Ontario Wildlife Custodians

Echinococcus multilocularis

In 2012 the first dog in Ontario was diagnosed with an infection of Echinococcus multilocularis. A parasite previously believed not to be present in Ontario although found in the North and West of Canada.

Echinococcus multilocularis is a tiny tapeworm usually found in the small intestines of foxes and coyotes. The eggs in the animals’ feces are picked up by rodents, where they develop into an inter­mediate stage and cause alveolar hydatid cysts in the liver that are ultimately fatal. When foxes or coyotes eat these rodents, the adult tapeworm develops and the cycle continues. The parasite can also infect dogs and cats if they eat rodents.

The parasite poses a sig­nificant health risk to humans: if people ingest the parasite’s eggs they may develop the intermediate stage in the liver, which has a high mortality rate if left untreated. Much of the research on this parasite has been done in Switzerland, where it is becoming a significant problem.

The dog in question had never been outside of the province, so the ssumption is made that the parasite is present in wild canids in Ontario. Since the first dog was diagnosed two more dogs have been found to carry the parasite in the intermediate stage.

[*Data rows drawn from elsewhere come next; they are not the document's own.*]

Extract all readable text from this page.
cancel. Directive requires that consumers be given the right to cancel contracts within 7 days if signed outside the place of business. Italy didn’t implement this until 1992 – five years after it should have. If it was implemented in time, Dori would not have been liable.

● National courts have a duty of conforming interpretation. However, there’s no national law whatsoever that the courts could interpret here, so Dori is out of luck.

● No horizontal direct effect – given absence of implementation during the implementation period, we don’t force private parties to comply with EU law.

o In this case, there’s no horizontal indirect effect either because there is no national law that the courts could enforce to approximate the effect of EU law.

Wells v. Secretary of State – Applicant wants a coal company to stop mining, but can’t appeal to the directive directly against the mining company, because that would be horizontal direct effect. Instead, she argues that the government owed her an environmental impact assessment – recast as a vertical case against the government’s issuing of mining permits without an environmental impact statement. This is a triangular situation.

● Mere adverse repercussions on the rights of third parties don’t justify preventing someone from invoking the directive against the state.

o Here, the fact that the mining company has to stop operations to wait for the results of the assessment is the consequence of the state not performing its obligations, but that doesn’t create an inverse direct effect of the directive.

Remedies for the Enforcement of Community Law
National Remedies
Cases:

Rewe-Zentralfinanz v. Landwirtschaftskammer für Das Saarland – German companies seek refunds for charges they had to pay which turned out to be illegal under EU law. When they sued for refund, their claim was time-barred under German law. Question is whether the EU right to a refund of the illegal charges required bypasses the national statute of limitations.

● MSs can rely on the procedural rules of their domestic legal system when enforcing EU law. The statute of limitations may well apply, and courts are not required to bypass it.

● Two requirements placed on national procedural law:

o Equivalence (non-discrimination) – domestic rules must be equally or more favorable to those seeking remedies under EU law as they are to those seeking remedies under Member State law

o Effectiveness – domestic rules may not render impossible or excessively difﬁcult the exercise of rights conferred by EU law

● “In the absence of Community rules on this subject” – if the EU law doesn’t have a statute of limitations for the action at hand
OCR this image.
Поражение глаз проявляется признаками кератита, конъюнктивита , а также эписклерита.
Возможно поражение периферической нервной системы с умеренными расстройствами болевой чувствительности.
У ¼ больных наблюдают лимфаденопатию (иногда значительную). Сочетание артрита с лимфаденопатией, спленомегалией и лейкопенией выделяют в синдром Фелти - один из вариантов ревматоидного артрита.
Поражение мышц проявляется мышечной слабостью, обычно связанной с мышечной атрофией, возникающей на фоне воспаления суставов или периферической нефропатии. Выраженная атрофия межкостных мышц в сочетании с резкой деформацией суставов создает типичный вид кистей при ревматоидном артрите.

This parasite is treatable in wild canids as they are the definitive host and don’t develop the hydatid cysts. The eggs however are hardy and resistant to cleaning and chemicals.

To date there has been no confirmed presence of this parasites in our wild canid population, but research is ongoing. Fecal matter needs to be sent to a Swiss lab for testing and so there has been a delay.

A researcher at OVC is currently collection intestinal content samples out of wild canid cadavers from all over Ontario and this summer the samples will be flown to Switzerland for testing.

The CWHC therefore has an interest in all wild canid carcasses and asks for them to be submitted via the normal route.

All though this parasite has not yet been confirmed present in the wild population it is highly unlikely that it is not there. All AWC please take appropriate precautions to prevent human cases of this nasty parasite. Proper PPE, working protocol and good hygiene should help prevent the spread to humans.